第5章 休谟以前的情感主义学者(3)
其他的哲学家可能还在根据人类心理学的基本原则来解释我们对仁爱的反思性认同,而哈奇森则直接认为对于道德感不需要更深一层的解释了。在他看来,它是由上帝所安置在人类身上的,为了祂更高的仁爱的目的,这点是很明白的。哈奇森承认他的批评者们会认为这种道德感是一个“神秘的品质”(IBV,2.7.3,p.178),它没法被解释;这就好像莫里哀的讽刺故事里,医生借助鸦片的“催眠属性”(Dormative power;该词的典故来自莫里哀,一个医生在解释为什么鸦片能催眠的时候声称,这是因为鸦片具有催眠属性“Dormative Virture”,而没有做出其他任何实质上的关于鸦片药性的解释。——译注)来解释鸦片是怎么催眠的一样。休谟和亚当·斯密都对哈奇森这神秘无解释的道德感进行了批判,他们认为“试图用人类心灵的原初直觉来解释道德感是十分荒谬的”。我们道德情感的原因确实可以被追溯到一些基本的心理现象,最明显的就是同情(sympathy)这个现象。休谟和亚当·斯密都批判哈奇森在这一点上的保守,导致他未将自己的学说更推进一步。亚当·斯密写到,“自然……在此处和在其他地方都是一样的严谨,由某一原因产生多重的效果”(TMS, VII.iii.3.3,p.321)。[16]如果在道德评价中有任何没法追溯到基本心理原则的东西,那么“我很想知道它到底是什么,只要你能明确地告诉我它是什么就行,至于要将它归于道德感或者其他什么功能我都毫无异议。”(同上,VII.iii.3.16,p.326)。

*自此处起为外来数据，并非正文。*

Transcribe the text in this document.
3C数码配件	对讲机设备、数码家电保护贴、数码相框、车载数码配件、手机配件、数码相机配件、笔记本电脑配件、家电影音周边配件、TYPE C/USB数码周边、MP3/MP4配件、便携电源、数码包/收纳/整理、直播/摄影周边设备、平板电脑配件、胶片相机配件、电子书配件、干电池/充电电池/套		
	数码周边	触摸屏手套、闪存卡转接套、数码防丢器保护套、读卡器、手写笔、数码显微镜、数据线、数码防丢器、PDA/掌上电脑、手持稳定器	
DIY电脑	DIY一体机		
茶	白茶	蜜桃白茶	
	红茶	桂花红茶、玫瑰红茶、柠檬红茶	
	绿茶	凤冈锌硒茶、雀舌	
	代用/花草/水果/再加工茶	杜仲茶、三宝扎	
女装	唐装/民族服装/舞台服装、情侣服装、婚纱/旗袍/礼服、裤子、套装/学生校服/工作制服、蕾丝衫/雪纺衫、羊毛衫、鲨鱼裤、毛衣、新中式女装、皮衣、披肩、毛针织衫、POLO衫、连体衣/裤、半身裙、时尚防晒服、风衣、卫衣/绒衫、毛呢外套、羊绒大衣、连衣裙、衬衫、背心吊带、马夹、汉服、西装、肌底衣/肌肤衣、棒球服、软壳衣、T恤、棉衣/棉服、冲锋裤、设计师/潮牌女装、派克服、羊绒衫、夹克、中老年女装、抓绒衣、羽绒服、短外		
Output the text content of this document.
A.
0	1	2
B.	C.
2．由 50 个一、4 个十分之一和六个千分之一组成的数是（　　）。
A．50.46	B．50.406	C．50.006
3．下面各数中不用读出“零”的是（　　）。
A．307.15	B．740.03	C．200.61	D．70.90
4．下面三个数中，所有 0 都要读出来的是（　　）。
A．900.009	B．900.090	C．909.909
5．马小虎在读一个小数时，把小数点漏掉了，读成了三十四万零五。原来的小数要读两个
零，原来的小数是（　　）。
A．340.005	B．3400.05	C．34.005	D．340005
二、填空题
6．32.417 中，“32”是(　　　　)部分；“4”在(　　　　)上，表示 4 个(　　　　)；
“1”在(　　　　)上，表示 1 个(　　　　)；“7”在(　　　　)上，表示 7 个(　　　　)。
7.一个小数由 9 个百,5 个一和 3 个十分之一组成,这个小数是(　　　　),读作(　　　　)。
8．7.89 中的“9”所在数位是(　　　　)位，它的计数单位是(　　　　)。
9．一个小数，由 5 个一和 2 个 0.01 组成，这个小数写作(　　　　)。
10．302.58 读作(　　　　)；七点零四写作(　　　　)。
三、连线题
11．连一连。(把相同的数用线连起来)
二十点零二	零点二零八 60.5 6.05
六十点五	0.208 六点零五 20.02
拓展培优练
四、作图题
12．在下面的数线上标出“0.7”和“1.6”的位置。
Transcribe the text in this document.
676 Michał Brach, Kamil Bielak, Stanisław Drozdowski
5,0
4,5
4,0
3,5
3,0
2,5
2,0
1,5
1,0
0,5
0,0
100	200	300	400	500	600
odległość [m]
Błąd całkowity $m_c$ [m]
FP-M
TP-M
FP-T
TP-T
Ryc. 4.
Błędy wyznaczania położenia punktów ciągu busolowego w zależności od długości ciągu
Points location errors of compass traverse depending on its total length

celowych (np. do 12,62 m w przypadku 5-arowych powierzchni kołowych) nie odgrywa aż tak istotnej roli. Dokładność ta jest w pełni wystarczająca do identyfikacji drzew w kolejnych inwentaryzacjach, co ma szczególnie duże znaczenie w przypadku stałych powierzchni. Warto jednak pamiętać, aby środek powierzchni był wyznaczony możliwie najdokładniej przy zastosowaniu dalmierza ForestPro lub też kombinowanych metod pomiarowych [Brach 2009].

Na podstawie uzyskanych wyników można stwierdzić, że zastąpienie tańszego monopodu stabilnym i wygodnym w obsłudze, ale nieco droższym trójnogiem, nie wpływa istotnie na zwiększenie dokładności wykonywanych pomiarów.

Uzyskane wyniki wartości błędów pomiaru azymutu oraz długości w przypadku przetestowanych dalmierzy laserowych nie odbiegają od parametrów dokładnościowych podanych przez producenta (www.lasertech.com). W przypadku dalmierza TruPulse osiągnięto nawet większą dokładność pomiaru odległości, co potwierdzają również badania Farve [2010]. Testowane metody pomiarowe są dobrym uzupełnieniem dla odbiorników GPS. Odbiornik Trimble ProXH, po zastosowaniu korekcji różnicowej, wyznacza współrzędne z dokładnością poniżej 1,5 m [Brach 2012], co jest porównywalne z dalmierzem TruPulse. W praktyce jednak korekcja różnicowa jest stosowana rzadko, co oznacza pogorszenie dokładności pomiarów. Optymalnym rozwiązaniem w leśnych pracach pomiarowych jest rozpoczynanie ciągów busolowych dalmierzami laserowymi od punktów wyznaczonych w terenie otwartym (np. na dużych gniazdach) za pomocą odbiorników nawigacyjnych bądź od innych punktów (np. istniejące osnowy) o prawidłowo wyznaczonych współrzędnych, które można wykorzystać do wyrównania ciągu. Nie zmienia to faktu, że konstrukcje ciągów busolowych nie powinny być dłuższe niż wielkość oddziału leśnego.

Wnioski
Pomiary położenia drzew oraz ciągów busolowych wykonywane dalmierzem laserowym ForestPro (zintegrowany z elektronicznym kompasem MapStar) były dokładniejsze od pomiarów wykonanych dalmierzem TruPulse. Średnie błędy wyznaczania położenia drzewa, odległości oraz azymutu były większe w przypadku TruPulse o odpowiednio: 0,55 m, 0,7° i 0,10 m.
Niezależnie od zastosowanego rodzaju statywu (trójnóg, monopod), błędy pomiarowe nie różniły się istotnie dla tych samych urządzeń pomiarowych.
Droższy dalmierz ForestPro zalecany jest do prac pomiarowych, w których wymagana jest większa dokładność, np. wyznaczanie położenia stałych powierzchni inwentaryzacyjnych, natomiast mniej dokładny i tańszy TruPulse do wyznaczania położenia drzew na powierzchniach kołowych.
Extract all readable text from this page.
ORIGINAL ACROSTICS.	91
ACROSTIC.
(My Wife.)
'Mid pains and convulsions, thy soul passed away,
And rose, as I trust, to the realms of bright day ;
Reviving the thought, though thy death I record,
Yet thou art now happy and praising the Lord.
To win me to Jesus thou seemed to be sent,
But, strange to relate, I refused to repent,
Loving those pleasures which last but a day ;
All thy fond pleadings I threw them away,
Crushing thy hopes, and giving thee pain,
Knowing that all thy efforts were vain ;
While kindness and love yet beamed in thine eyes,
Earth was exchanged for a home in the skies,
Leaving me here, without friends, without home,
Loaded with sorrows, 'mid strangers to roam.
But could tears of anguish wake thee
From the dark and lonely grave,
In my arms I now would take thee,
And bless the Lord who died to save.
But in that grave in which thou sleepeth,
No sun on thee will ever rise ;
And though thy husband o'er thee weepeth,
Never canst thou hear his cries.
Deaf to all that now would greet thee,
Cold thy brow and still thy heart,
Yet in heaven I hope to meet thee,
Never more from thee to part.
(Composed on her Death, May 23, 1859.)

在晚期的著作中哈奇森回应道,只有道德感可以解释道德判断的自动性,这种自动性导致了21世纪心理学界对天生的道德功能的重新研究。[17]哈奇森写道,“在我们进行任何考虑,任何深究一个人的品质之前,我们就会立即地对爱和善意产生喜爱之情,而并不是经由对个人道德品质的评价后。”只有天然的道德感才能解释这个现象。(SMP,1.3.5,Vol.I, p.48)。对于这一点,我们可以用休谟的论断来反驳。包括道德评价在内的很多精神现象,“都是基于之前的看法和反思的,这一点不会逃脱哲学家的细心检视,虽然作判断的人自己往往忽略了这点”(T,2.1.11.3)。这是事实,无论这些精神现象发生得多么地“立刻,迅速”。近年来,关于哈奇森的先天道德感这个概念有了一些复兴,而休谟和亚当·斯密对哈奇森的反驳则又一次地被用在了反驳这样一种复兴中。[18]为了有别于哈奇森,休谟和亚当·斯密都尽量少的使用“道德感”(moral sense)这个词,他们使用得更多的是“道德情感”(moral sentiments)这个词。
Ⅱ 神学基础和形而上学基础
1.美德的快乐
与当代心理学学者不同,启蒙情感主义思想家很快地从描述性问题转移到了规范性问题。沙夫茨伯里坚持认为,一旦我们能适当地描述道德心理原则,“就该继续询问我们对美德有何义务,我们又是因何原因去追寻美德的”(IVM,2.1.1,p.45)。值得注意的是,在这句来自18世纪的引文里,“义务”这个词有着比今天更广泛的含义。有义务去做某事,仅仅表示有充足的理由去做它,且这理由足够充分,排除了不去做它的可能性。这个决定性的理由可能是自利的,也可以是非自利的,或者是出于道德的考虑。[19]沙夫茨伯里对这个在当时被称为对美德的“自利的义务”(interested obligation)的这个论题很感兴趣。他写道,“如果我们将义务理解为自利的、充分的行为理由;而要明智地追求自我利益,则应该追求美德……因为只要想想便知,源自美德的快乐高于任何其他的享乐。我们可以在这个意义上理解义务。”(IBV,2.7.1,p.177)。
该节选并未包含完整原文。